The Defense and Veterans Brain Injury Center continues to track the total number of service members throughout DOD who have been diagnosed with a TBI. From 2000-2016 (Q1-Q3), there have been 357,048 service members diagnosed with a TBI within garrison and the deployed setting. Soldiers account for 58 percent of all these service members diagnosed with a TBI.
Most of these cases (82.3 percent) have been classified as a mild TBI (mTBI). An mTBI is also known as a concussion. The majority of these service members are expected to have a full recovery within a few days up to a few months. Symptoms presenting outside of this timeframe may also be associated with inadequate sleep, chronic pain, or other behavioral health issues that share common symptoms of mild TBI. Evaluations seek to identify and treat symptoms with the expectation that service members will fully recover and continue to work within their military occupational specialty.

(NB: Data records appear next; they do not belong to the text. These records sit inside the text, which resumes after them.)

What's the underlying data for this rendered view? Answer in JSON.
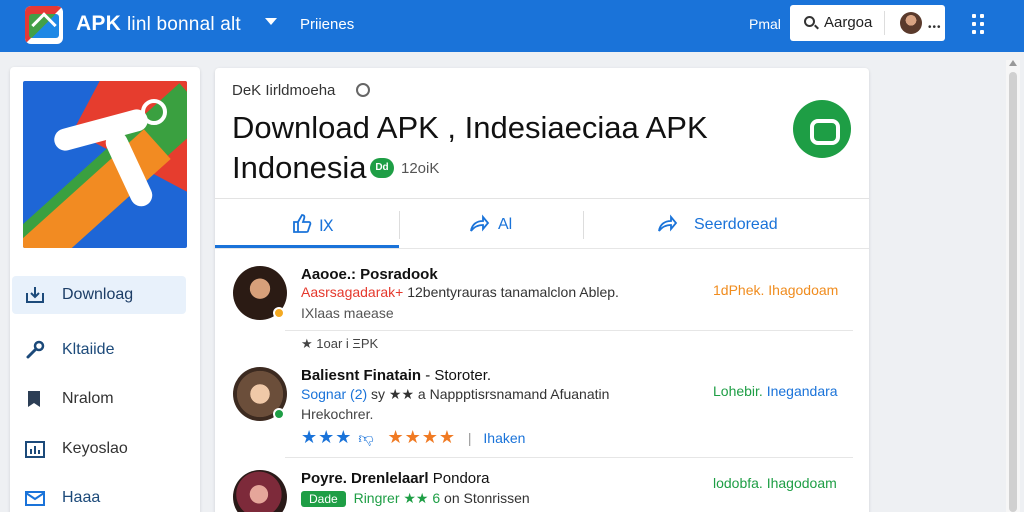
{
  "topbar": {
    "app_title_bold": "APK",
    "app_title_rest": "linl bonnal alt",
    "nav_link": "Priienes",
    "right_link": "Pmal",
    "search_value": "Aargoa",
    "search_more": "•••"
  },
  "sidebar": {
    "items": [
      {
        "label": "Downlоag",
        "icon": "download-icon",
        "active": true
      },
      {
        "label": "Kltaiide",
        "icon": "wrench-icon",
        "active": false
      },
      {
        "label": "Nralom",
        "icon": "bookmark-icon",
        "active": false
      },
      {
        "label": "Keyoslao",
        "icon": "chart-icon",
        "active": false
      },
      {
        "label": "Haaa",
        "icon": "mail-icon",
        "active": false
      }
    ]
  },
  "main": {
    "breadcrumb": "DeK  Iirldmoeha",
    "title": "Download APK , Indesiaeciaa APK Indonesia",
    "badge": "Dd",
    "download_count": "12oiK",
    "tabs": [
      {
        "label": "Ⅸ",
        "icon": "thumbs-up-icon"
      },
      {
        "label": "Al",
        "icon": "share-icon"
      },
      {
        "label": "Seerdoread",
        "icon": "forward-icon"
      }
    ],
    "reviews": [
      {
        "name": "Aaooe.: Posradook",
        "line1_red": "Aasrsagadarak+",
        "line1_rest": "12bentyrauras tanamalclon Ablep.",
        "line2": "IXlaas maease",
        "line3": "★ 1oar   i ΞPK",
        "right_a": "1dPhek.",
        "right_b": "Ihagodoam"
      },
      {
        "name": "Baliesnt Finatain",
        "name_suffix": "- Storoter.",
        "line1_blue": "Sognar (2)",
        "line1_rest": "sy ★★ a Nappptisrsnamand Afuanatin",
        "line2": "Hrekochrer.",
        "stars_blue": "★★★",
        "stars_orange": "★★★★",
        "link": "Ihaken",
        "right_a": "Lohebir.",
        "right_b": "Inegandara"
      },
      {
        "name": "Poyre. Drenlelaarl",
        "name_suffix": "Pondora",
        "pill": "Dade",
        "line1_green": "Ringrer ★★ 6",
        "line1_rest": "on Stonrissen",
        "right_a": "lodobfa.",
        "right_b": "Ihagodoam"
      }
    ]
  },
  "colors": {
    "brand": "#1a73d9",
    "green": "#1e9e45",
    "red": "#e5392d",
    "orange": "#f08c1e"
  }
}
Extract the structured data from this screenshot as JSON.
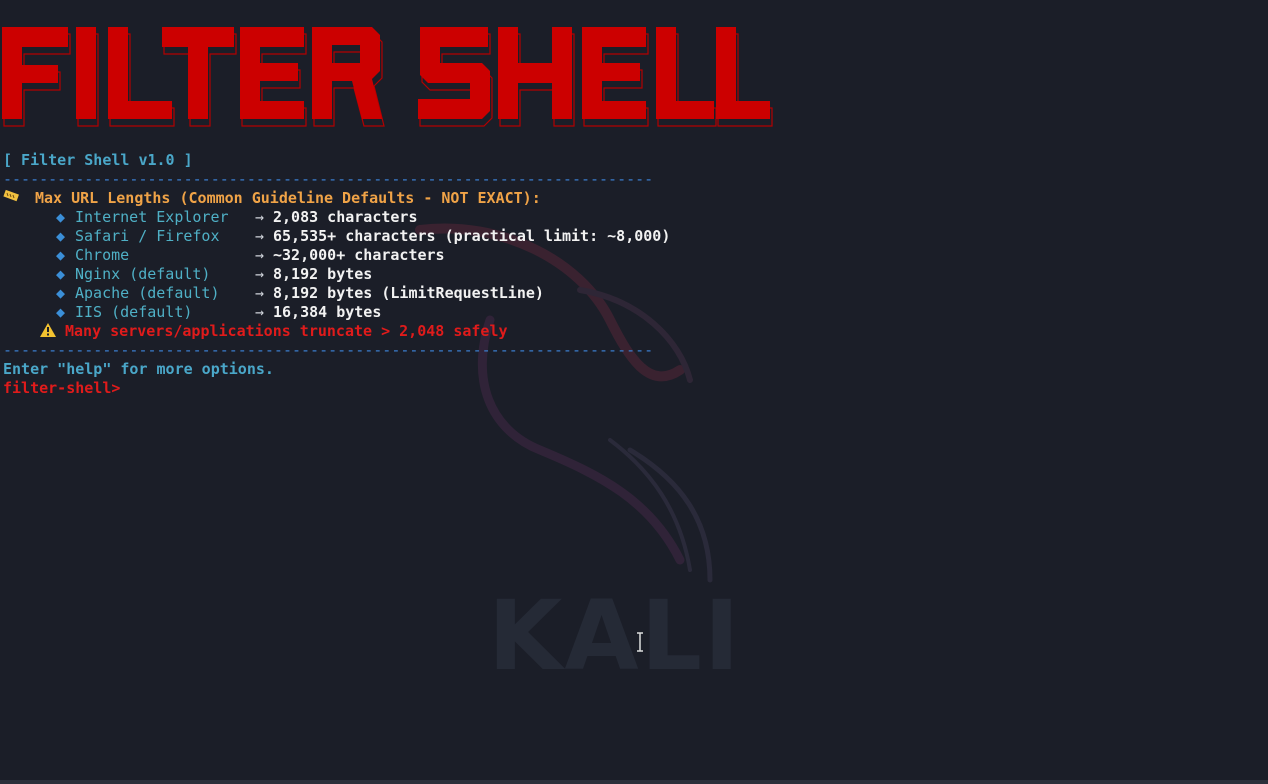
{
  "banner": {
    "title": "FILTER SHELL"
  },
  "header": {
    "version_line": "[ Filter Shell v1.0 ]"
  },
  "divider": "------------------------------------------------------------------------",
  "section": {
    "icon": "ruler-icon",
    "title": "Max URL Lengths (Common Guideline Defaults - NOT EXACT):"
  },
  "items": [
    {
      "label": "Internet Explorer",
      "value": "2,083 characters"
    },
    {
      "label": "Safari / Firefox",
      "value": "65,535+ characters (practical limit: ~8,000)"
    },
    {
      "label": "Chrome",
      "value": "~32,000+ characters"
    },
    {
      "label": "Nginx (default)",
      "value": "8,192 bytes"
    },
    {
      "label": "Apache (default)",
      "value": "8,192 bytes (LimitRequestLine)"
    },
    {
      "label": "IIS (default)",
      "value": "16,384 bytes"
    }
  ],
  "bullet": "◆",
  "arrow": "→",
  "warning": {
    "icon": "warning-icon",
    "text": "Many servers/applications truncate > 2,048 safely"
  },
  "help_line": "Enter \"help\" for more options.",
  "prompt": "filter-shell>",
  "watermark": "KALI",
  "colors": {
    "background": "#1b1e28",
    "banner_red": "#cc0000",
    "cyan": "#4aa7c9",
    "orange": "#f0a347",
    "red": "#e01b1b",
    "divider_blue": "#3b7fd0"
  }
}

Fort Huachuca is home to a Level 4 TBI Program, providing outpatient care to service members with mild traumatic brain injuries occurring while deployed and in garrison. RWBAHC TBI team members consist of Dr. Richard LaMacchia, treating neuropsychologist; Tracey-Jean Santoro, psychology technician; and Philip Sloss, registered nurse case manager.

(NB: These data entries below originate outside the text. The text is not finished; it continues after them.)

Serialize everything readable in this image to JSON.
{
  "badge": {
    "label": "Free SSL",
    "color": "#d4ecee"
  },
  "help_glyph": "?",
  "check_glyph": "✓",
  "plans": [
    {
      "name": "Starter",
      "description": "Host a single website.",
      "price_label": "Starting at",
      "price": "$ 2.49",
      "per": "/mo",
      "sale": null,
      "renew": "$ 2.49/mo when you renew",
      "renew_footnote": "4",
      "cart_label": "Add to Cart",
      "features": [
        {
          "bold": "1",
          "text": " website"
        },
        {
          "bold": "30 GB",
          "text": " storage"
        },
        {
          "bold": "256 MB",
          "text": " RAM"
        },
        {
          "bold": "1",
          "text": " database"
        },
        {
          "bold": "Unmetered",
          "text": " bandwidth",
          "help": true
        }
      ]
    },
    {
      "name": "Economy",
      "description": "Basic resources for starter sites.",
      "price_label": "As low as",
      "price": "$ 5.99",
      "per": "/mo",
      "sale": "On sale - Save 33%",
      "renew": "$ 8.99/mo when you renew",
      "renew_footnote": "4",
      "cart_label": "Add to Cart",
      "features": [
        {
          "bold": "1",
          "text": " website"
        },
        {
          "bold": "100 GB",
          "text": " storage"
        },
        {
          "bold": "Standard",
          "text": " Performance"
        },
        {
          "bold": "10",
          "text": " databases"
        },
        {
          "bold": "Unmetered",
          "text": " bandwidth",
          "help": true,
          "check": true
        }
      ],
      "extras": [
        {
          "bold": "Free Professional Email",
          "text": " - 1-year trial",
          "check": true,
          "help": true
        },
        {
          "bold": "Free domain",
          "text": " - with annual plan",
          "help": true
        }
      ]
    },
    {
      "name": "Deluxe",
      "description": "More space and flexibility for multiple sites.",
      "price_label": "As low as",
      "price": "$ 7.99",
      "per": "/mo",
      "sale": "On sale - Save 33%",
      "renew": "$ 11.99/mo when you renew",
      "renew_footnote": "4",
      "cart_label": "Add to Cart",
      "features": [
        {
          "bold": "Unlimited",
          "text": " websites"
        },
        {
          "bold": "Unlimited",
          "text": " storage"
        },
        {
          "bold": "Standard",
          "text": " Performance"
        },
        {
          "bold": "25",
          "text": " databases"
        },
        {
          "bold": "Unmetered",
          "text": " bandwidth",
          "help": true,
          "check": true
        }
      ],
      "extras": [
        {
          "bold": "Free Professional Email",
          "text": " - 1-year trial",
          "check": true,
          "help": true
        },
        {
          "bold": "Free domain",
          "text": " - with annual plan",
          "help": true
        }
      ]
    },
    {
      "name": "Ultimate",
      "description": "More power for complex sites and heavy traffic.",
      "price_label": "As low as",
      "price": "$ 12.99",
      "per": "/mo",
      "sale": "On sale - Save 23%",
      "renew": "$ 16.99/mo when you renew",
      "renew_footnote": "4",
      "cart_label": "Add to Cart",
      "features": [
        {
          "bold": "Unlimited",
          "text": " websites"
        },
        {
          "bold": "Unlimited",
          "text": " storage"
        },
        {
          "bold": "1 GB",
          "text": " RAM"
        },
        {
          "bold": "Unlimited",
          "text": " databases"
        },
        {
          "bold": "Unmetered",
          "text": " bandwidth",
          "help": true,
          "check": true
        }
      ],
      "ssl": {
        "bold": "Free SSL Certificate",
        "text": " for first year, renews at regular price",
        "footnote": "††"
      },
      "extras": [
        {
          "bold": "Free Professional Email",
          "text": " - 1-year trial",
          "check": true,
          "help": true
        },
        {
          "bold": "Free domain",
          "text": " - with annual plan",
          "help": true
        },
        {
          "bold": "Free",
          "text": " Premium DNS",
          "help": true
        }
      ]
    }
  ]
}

The mission of the TBI Team is to assess and evaluate physical, cognitive, emotional and behavioral symptoms in order to optimize care, improve outcomes and reduce disability using a patient-centered approach to promote recovery.
Early identification of symptoms and treatment are important in preventing long-term consequences of concussion/TBI. Service members can self-refer, or be referred to the TBI Program by their primary care manager or another health care provider. An accurate history is then obtained by detailing the injury event(s) and reviewing the service member's medical history and symptoms.

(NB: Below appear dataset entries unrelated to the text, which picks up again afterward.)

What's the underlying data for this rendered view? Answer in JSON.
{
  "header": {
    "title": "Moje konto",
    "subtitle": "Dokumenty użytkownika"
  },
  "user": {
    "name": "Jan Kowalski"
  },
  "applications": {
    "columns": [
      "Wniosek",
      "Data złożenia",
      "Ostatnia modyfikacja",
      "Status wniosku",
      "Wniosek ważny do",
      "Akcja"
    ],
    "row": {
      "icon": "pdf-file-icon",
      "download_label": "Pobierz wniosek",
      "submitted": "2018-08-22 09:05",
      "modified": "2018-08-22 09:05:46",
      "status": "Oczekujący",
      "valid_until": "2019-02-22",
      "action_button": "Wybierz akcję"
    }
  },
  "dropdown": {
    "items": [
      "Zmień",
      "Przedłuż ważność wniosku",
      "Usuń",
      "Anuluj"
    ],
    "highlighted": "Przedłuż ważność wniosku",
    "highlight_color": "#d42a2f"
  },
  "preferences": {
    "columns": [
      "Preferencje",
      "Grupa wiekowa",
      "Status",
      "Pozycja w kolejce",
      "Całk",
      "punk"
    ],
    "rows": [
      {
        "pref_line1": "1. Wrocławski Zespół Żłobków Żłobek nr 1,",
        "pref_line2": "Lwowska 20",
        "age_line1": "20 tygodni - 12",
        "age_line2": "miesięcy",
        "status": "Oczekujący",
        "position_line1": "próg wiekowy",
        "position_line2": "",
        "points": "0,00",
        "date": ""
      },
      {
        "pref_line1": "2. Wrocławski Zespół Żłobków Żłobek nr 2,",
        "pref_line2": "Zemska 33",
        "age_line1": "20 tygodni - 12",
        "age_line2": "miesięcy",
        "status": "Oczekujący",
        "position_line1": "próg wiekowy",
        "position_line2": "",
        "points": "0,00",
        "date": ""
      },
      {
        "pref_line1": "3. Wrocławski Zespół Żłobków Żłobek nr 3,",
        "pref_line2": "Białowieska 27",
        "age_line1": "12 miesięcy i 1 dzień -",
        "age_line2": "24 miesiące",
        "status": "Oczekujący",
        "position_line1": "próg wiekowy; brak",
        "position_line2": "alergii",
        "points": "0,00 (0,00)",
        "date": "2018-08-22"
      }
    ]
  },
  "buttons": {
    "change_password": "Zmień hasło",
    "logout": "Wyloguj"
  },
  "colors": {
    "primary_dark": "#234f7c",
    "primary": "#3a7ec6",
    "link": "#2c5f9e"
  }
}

At Fort Huachuca, although a few of these service members may be referred immediately following a potentially concussive event, most come to the RWBAHC TBI Program after continuing to experience symptoms possibly related to a traumatic brain injury that occurred in the past.
Typical symptoms include headaches, short-term memory problems, irritability, difficulty sleeping, problems with balance, vision or hearing, reduced attention and concentration, and other cognitive problems. Service members may also have post-traumatic stress disorder, which has many overlapping symptoms with TBI. This often requires both conditions to be addressed simultaneously.
The TBI Team develops an individual plan of care for each service member that ensures he or she will receive the highest quality care in a timely and efficient manner. The plan of care developed is unique to each individual, and the process of achieving goals set forth in the plan of care may take a few months or a longer period of time.
Typical treatment goals include reduction of headache frequency and intensity, improved onset and length of sleep, improved short-term memory and cognitive functioning, improved balance, vision, hearing and reduction of PTSD symptoms.
The TBI team works with a variety of disciplines both within RWBAHC as well as in the community setting, including Physical Therapy, Occupational Therapy, Speech Therapy, Optometry, Behavioral Health, Neurology, sleep assessments and Audiology.